Crops have been destroyed, thousands of people are homeless and dependent on international aid to rebuild their lives. In Santo Domingo, where winds reached up to 210kmph, more than 200 people have been killed. The Dominican government is being accused of negligence because they chose to ignore the advice of the Miami Huricane Centre and decided not to make public the list of safe shelters in the island in advance to the arrival of Georges.

Expecting the hurricane, the Cuban authorities organised in less than 48 hours the evacuation of nearly half a million people, who were housed in secure shelters. Georges hit Guantanamo, Cuba, on Wednesday evening, and moved towards the North-East, devastating villages and towns with winds that reached 120 kmph and heavy rain.
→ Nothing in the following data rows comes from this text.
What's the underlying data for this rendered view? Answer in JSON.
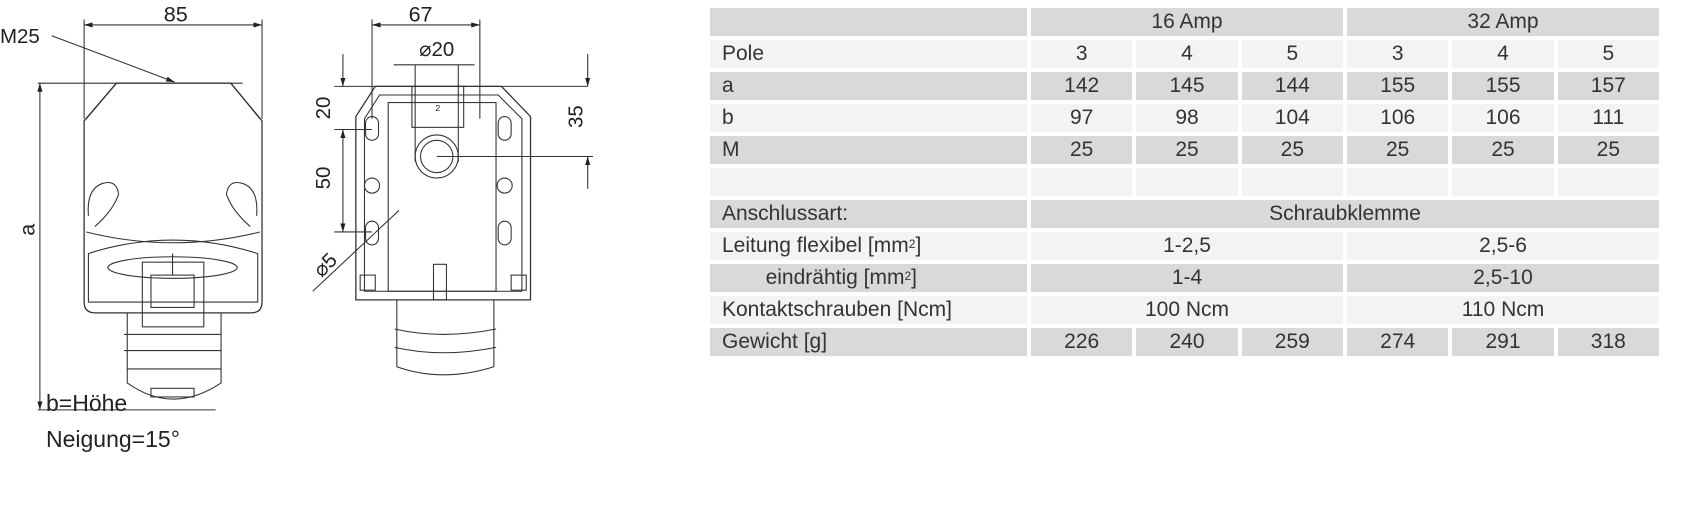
{
  "drawing": {
    "left_view": {
      "width_dim": "85",
      "thread": "M25",
      "height_dim": "a"
    },
    "right_view": {
      "width_dim": "67",
      "hole_dim": "⌀20",
      "top_offset": "20",
      "hole_spacing": "50",
      "hole_center": "35",
      "mount_hole": "⌀5",
      "part_mark": "2"
    },
    "notes": [
      "b=Höhe",
      "Neigung=15°"
    ]
  },
  "table": {
    "groups": [
      "16 Amp",
      "32 Amp"
    ],
    "rows": [
      {
        "label": "Pole",
        "values": [
          "3",
          "4",
          "5",
          "3",
          "4",
          "5"
        ]
      },
      {
        "label": "a",
        "values": [
          "142",
          "145",
          "144",
          "155",
          "155",
          "157"
        ]
      },
      {
        "label": "b",
        "values": [
          "97",
          "98",
          "104",
          "106",
          "106",
          "111"
        ]
      },
      {
        "label": "M",
        "values": [
          "25",
          "25",
          "25",
          "25",
          "25",
          "25"
        ]
      }
    ],
    "connection": {
      "label": "Anschlussart:",
      "value": "Schraubklemme"
    },
    "flexible": {
      "label": "Leitung  flexibel [mm",
      "sup": "2",
      "close": "]",
      "values": [
        "1-2,5",
        "2,5-6"
      ]
    },
    "solid": {
      "label": "eindrähtig [mm",
      "sup": "2",
      "close": "]",
      "values": [
        "1-4",
        "2,5-10"
      ]
    },
    "torque": {
      "label": "Kontaktschrauben [Ncm]",
      "values": [
        "100 Ncm",
        "110 Ncm"
      ]
    },
    "weight": {
      "label": "Gewicht [g]",
      "values": [
        "226",
        "240",
        "259",
        "274",
        "291",
        "318"
      ]
    }
  },
  "colors": {
    "row_dark": "#d9d9db",
    "row_light": "#f3f3f3",
    "text": "#333333"
  }
}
Cuban President, Fidel Castro has called for the international humanitarian aid directed to Cuba to be send to Haiti and the Dominican Republic.

Germany: Green-red government.

The social democrat leader of the SPD, Gerhard Schroeder, winners of the German elections, is meeting representatives from the Green Party on Friday 2 October. Both parties have worked together in regional governments in Germany before and a new national alliance will allow Schroeder to rely on a comfortable majority in the German Parliament.
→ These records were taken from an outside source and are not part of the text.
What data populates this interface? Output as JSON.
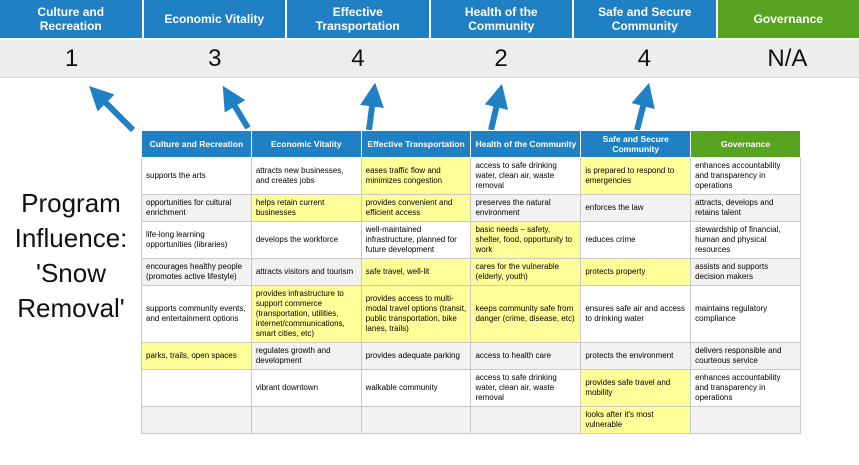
{
  "colors": {
    "blue": "#1f80c3",
    "green": "#56a41f",
    "highlight": "#ffff99",
    "arrow": "#1f80c3",
    "score_band": "#ededed"
  },
  "program_label": "Program Influence: 'Snow Removal'",
  "top": {
    "columns": [
      {
        "label": "Culture and Recreation",
        "score": "1",
        "color": "blue"
      },
      {
        "label": "Economic Vitality",
        "score": "3",
        "color": "blue"
      },
      {
        "label": "Effective Transportation",
        "score": "4",
        "color": "blue"
      },
      {
        "label": "Health of the Community",
        "score": "2",
        "color": "blue"
      },
      {
        "label": "Safe and Secure Community",
        "score": "4",
        "color": "blue"
      },
      {
        "label": "Governance",
        "score": "N/A",
        "color": "green"
      }
    ]
  },
  "matrix": {
    "headers": [
      {
        "label": "Culture and Recreation",
        "color": "blue"
      },
      {
        "label": "Economic Vitality",
        "color": "blue"
      },
      {
        "label": "Effective Transportation",
        "color": "blue"
      },
      {
        "label": "Health of the Community",
        "color": "blue"
      },
      {
        "label": "Safe and Secure Community",
        "color": "blue"
      },
      {
        "label": "Governance",
        "color": "green"
      }
    ],
    "rows": [
      [
        {
          "text": "supports the arts",
          "hl": false
        },
        {
          "text": "attracts new businesses, and creates jobs",
          "hl": false
        },
        {
          "text": "eases traffic flow and minimizes congestion",
          "hl": true
        },
        {
          "text": "access to safe drinking water, clean air, waste removal",
          "hl": false
        },
        {
          "text": "is prepared to respond to emergencies",
          "hl": true
        },
        {
          "text": "enhances accountability and transparency in operations",
          "hl": false
        }
      ],
      [
        {
          "text": "opportunities for cultural enrichment",
          "hl": false
        },
        {
          "text": "helps retain current businesses",
          "hl": true
        },
        {
          "text": "provides convenient and efficient access",
          "hl": true
        },
        {
          "text": "preserves the natural environment",
          "hl": false
        },
        {
          "text": "enforces the law",
          "hl": false
        },
        {
          "text": "attracts, develops and retains talent",
          "hl": false
        }
      ],
      [
        {
          "text": "life-long learning opportunities (libraries)",
          "hl": false
        },
        {
          "text": "develops the workforce",
          "hl": false
        },
        {
          "text": "well-maintained infrastructure, planned for future development",
          "hl": false
        },
        {
          "text": "basic needs – safety, shelter, food, opportunity to work",
          "hl": true
        },
        {
          "text": "reduces crime",
          "hl": false
        },
        {
          "text": "stewardship of financial, human and physical resources",
          "hl": false
        }
      ],
      [
        {
          "text": "encourages healthy people (promotes active lifestyle)",
          "hl": false
        },
        {
          "text": "attracts visitors and tourism",
          "hl": false
        },
        {
          "text": "safe travel, well-lit",
          "hl": true
        },
        {
          "text": "cares for the vulnerable (elderly, youth)",
          "hl": true
        },
        {
          "text": "protects property",
          "hl": true
        },
        {
          "text": "assists and supports decision makers",
          "hl": false
        }
      ],
      [
        {
          "text": "supports community events, and entertainment options",
          "hl": false
        },
        {
          "text": "provides infrastructure to support commerce (transportation, utilities, internet/communications, smart cities, etc)",
          "hl": true
        },
        {
          "text": "provides access to multi-modal travel options (transit, public transportation, bike lanes, trails)",
          "hl": true
        },
        {
          "text": "keeps community safe from danger (crime, disease, etc)",
          "hl": true
        },
        {
          "text": "ensures safe air and access to drinking water",
          "hl": false
        },
        {
          "text": "maintains regulatory compliance",
          "hl": false
        }
      ],
      [
        {
          "text": "parks, trails, open spaces",
          "hl": true
        },
        {
          "text": "regulates growth and development",
          "hl": false
        },
        {
          "text": "provides adequate parking",
          "hl": false
        },
        {
          "text": "access to health care",
          "hl": false
        },
        {
          "text": "protects the environment",
          "hl": false
        },
        {
          "text": "delivers responsible and courteous service",
          "hl": false
        }
      ],
      [
        {
          "text": "",
          "hl": false
        },
        {
          "text": "vibrant downtown",
          "hl": false
        },
        {
          "text": "walkable community",
          "hl": false
        },
        {
          "text": "access to safe drinking water, clean air, waste removal",
          "hl": false
        },
        {
          "text": "provides safe travel and mobility",
          "hl": true
        },
        {
          "text": "enhances accountability and transparency in operations",
          "hl": false
        }
      ],
      [
        {
          "text": "",
          "hl": false
        },
        {
          "text": "",
          "hl": false
        },
        {
          "text": "",
          "hl": false
        },
        {
          "text": "",
          "hl": false
        },
        {
          "text": "looks after it's most vulnerable",
          "hl": true
        },
        {
          "text": "",
          "hl": false
        }
      ]
    ]
  }
}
SPD won 288 seats and the Green Party 46. Helmut Kohl's party, the CDU, obtained just 243 seats, the worst result since the 1949 election.

``Germany will be more modern and socially fair,'' said Schroeder as soon as the election results were known. One of the possible reforms - proposed by the Green Party and to be negotiated during the meetings - will deal with Germany's restrictive citizenship rights. This reform would allow immigrants to opt for double nationality. Other issues tabled for negotiation by the Green Party, dealing with international policy and military affairs, received a much cooler reception from the SPD.


Washington was the scene of a new meeting between the Israeli PM, Benjamin Netanyahu and Yassir Arafat, the president of the Palestinian Authority. US President Bill Clinton hosted the meeting on Monday aimed at relaunching the dialogue between both parties and avoiding a possible independence declaration by Yassir Arafat during his speech before the UN in New York on Monday.

The Israeli government agreed to the transfer of 13% of the occupied territories in the West Bank, with the condition that 3% of this territory will be converted into a natural park under the control of the Israeli army. Yaasir Arafat has agreed to these terms. The next meeting is scheduled for the middle of October.

Meanwhile, clashes between Palestinians and the Israeli army continued following the confiscation of 35 hectares of land in the village of Um-al-Fajem, where the Israeli government wants to build a training camp for the army.

On Monday, Albanian PM, Fatos Nano, presented his resignation to the President Rexhep Meidani. Nano denounced ``suffocating pressures'' and the lack of ``any solidarity signs'' as the main reasons for his decision.. The resignation comes two weeks after the disturbances provoked by the murder of Azen Hajdani, popular member of the opposition Democratic Party of Sali Belisha. The main candidate to form the new government is Pandeli Majiko, general secretary of the Socialist Party.